2. Baked Honey Mustard Chicken
I’m a huge honey mustard fan. While the majority of the time I’ll simply use it as a dip, this recipe for a marinade is to die for (and guilt-free).
3. Chicken Fajita Rice Bowl
Just like salads, you can mix this guy up any way you like. I personally love incorporating avocado (surprise), shredded cheese and diced tomatoes. Give it try!
4. Grilled Chicken Pesto Panini
When eating healthy people often shy away from bread. I’m not saying to go out and eat all the rolls you can find, but if you eat it in moderation (and opt for breads like Dave’s Killer Bread) you’ll be in good shape. Of course there are so many sandwich options you can go for (even just a simple chicken, lettuce and honey mustard combo), but I wanted to share this recipe to emphasize that it’s ok to eat things that are slightly unhealthy and that there are healthy alternatives to many of the pre-made spreads out there. Before you get on my case, pesto is certainly not the healthiest of spreads. But like I said about bread, it you’re using it in moderation (and not eating it every day), you’re fine.
5. Boneless Wings (Kinda)
Alright, so it’s not the exact same thing and there isn’t a recipe for this one, but whenever I’m craving boneless wings from Applebee’s (which are sadly beyond unhealthy) I indulge in baked breaded cutlets and my favorite hot sauce. If you’re looking for that kick this is such a close, healthy alternative. Catch me eating three cutlets at a time (easily). Some of my favorites are Tabasco Original Red Sauce or if I’m in the mood to splurge a little (due to its high sodium content), Sweet Baby Ray’s Buffalo Wing Sauce.
6. Baked Chicken Parmesan
The Italian in my lives for this. By opting for baked cutlets, the classic dish really isn’t all that bad (and unbelievably delicious). Check out this recipe.
7. Baked Chicken Nuggets
Sometimes you just need to relive your childhood and admit that simple can be better. These healthy nuggets are super tasty. If you’re feeling lazy, you’ll get the same results without pre-cutting the chicken and instead doing so after it’s baked and ready to eat.
8. Skinny Stir Fry
You can never have enough veggies.
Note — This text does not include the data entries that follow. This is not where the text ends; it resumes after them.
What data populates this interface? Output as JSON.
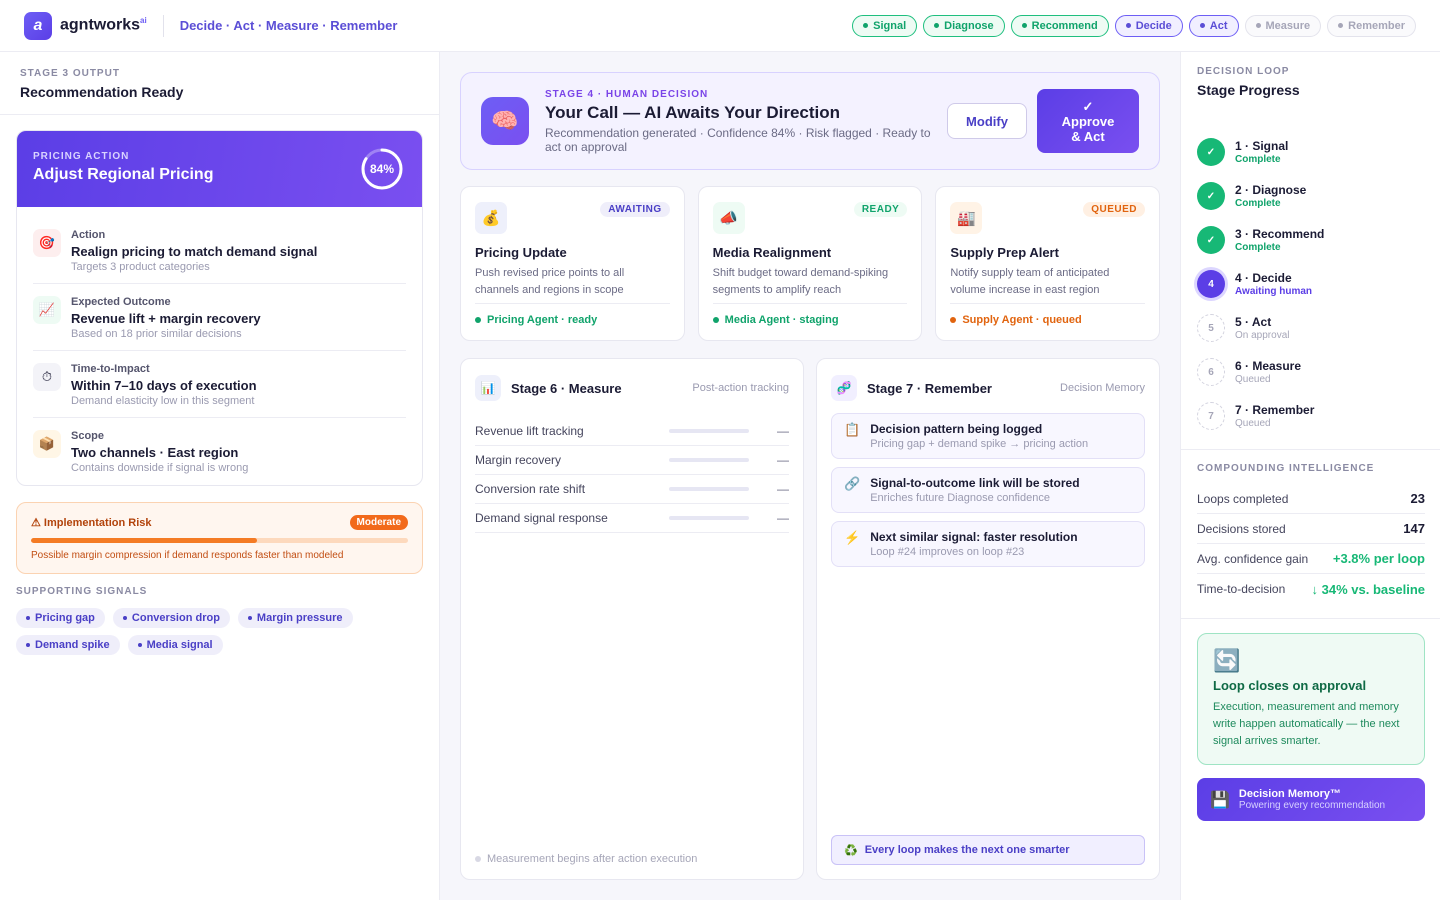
{
  "brand": {
    "mark": "a",
    "name": "agntworks",
    "sup": "ai",
    "tagline": "Decide · Act · Measure · Remember"
  },
  "pipeline": [
    {
      "label": "Signal",
      "state": "done"
    },
    {
      "label": "Diagnose",
      "state": "done"
    },
    {
      "label": "Recommend",
      "state": "done"
    },
    {
      "label": "Decide",
      "state": "active"
    },
    {
      "label": "Act",
      "state": "active"
    },
    {
      "label": "Measure",
      "state": "todo"
    },
    {
      "label": "Remember",
      "state": "todo"
    }
  ],
  "left": {
    "eyebrow": "STAGE 3 OUTPUT",
    "title": "Recommendation Ready",
    "card": {
      "eyebrow": "PRICING ACTION",
      "title": "Adjust Regional Pricing",
      "confidence_label": "84%",
      "confidence": 0.84,
      "items": [
        {
          "label": "Action",
          "value": "Realign pricing to match demand signal",
          "sub": "Targets 3 product categories"
        },
        {
          "label": "Expected Outcome",
          "value": "Revenue lift + margin recovery",
          "sub": "Based on 18 prior similar decisions"
        },
        {
          "label": "Time-to-Impact",
          "value": "Within 7–10 days of execution",
          "sub": "Demand elasticity low in this segment"
        },
        {
          "label": "Scope",
          "value": "Two channels · East region",
          "sub": "Contains downside if signal is wrong"
        }
      ]
    },
    "risk": {
      "title": "⚠ Implementation Risk",
      "badge": "Moderate",
      "level": 0.6,
      "text": "Possible margin compression if demand responds faster than modeled"
    },
    "signals_title": "SUPPORTING SIGNALS",
    "signals": [
      "Pricing gap",
      "Conversion drop",
      "Margin pressure",
      "Demand spike",
      "Media signal"
    ]
  },
  "decision": {
    "eyebrow": "STAGE 4 · HUMAN DECISION",
    "title": "Your Call — AI Awaits Your Direction",
    "sub": "Recommendation generated · Confidence 84% · Risk flagged · Ready to act on approval",
    "modify": "Modify",
    "approve_check": "✓",
    "approve_line1": "Approve",
    "approve_line2": "& Act"
  },
  "agents": [
    {
      "badge": "AWAITING",
      "name": "Pricing Update",
      "desc": "Push revised price points to all channels and regions in scope",
      "foot": "Pricing Agent · ready"
    },
    {
      "badge": "READY",
      "name": "Media Realignment",
      "desc": "Shift budget toward demand-spiking segments to amplify reach",
      "foot": "Media Agent · staging"
    },
    {
      "badge": "QUEUED",
      "name": "Supply Prep Alert",
      "desc": "Notify supply team of anticipated volume increase in east region",
      "foot": "Supply Agent · queued"
    }
  ],
  "measure": {
    "title": "Stage 6 · Measure",
    "note": "Post-action tracking",
    "rows": [
      {
        "label": "Revenue lift tracking",
        "value": "—"
      },
      {
        "label": "Margin recovery",
        "value": "—"
      },
      {
        "label": "Conversion rate shift",
        "value": "—"
      },
      {
        "label": "Demand signal response",
        "value": "—"
      }
    ],
    "foot": "Measurement begins after action execution"
  },
  "remember": {
    "title": "Stage 7 · Remember",
    "note": "Decision Memory",
    "items": [
      {
        "title": "Decision pattern being logged",
        "sub": "Pricing gap + demand spike → pricing action"
      },
      {
        "title": "Signal-to-outcome link will be stored",
        "sub": "Enriches future Diagnose confidence"
      },
      {
        "title": "Next similar signal: faster resolution",
        "sub": "Loop #24 improves on loop #23"
      }
    ],
    "foot": "Every loop makes the next one smarter"
  },
  "right": {
    "eyebrow": "DECISION LOOP",
    "title": "Stage Progress",
    "steps": [
      {
        "num": "✓",
        "name": "1 · Signal",
        "status": "Complete",
        "state": "done"
      },
      {
        "num": "✓",
        "name": "2 · Diagnose",
        "status": "Complete",
        "state": "done"
      },
      {
        "num": "✓",
        "name": "3 · Recommend",
        "status": "Complete",
        "state": "done"
      },
      {
        "num": "4",
        "name": "4 · Decide",
        "status": "Awaiting human",
        "state": "active"
      },
      {
        "num": "5",
        "name": "5 · Act",
        "status": "On approval",
        "state": "todo"
      },
      {
        "num": "6",
        "name": "6 · Measure",
        "status": "Queued",
        "state": "todo"
      },
      {
        "num": "7",
        "name": "7 · Remember",
        "status": "Queued",
        "state": "todo"
      }
    ],
    "ci_title": "COMPOUNDING INTELLIGENCE",
    "ci": [
      {
        "label": "Loops completed",
        "value": "23"
      },
      {
        "label": "Decisions stored",
        "value": "147"
      },
      {
        "label": "Avg. confidence gain",
        "value": "+3.8% per loop"
      },
      {
        "label": "Time-to-decision",
        "value": "↓ 34% vs. baseline"
      }
    ],
    "loop_card": {
      "title": "Loop closes on approval",
      "desc": "Execution, measurement and memory write happen automatically — the next signal arrives smarter."
    },
    "memory": {
      "title": "Decision Memory™",
      "sub": "Powering every recommendation"
    }
  },
  "colors": {
    "accent": "#5b3ee6",
    "success": "#17b876",
    "warning": "#f26a1b"
  }
}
While this recipe is vegan, you can easily add in grilled or baked chicken.
9. Lemon Chicken
I love lemon chicken (my dad makes a recipe that is drool-worthy), but it can be pretty unhealthy. This version is a great alternative if you’re looking for that lemon flavor.
10. Chicken Avocado Burrito
Did I mention I love avocado? Just like with the pesto panini, there are so many variations of healthy chicken wraps to try! This recipe is always a go-to for me.
Hopefully these recipes give you some insight on all the delicious options out there when it comes to adding more chicken in your diet while still being healthy. Happy eating!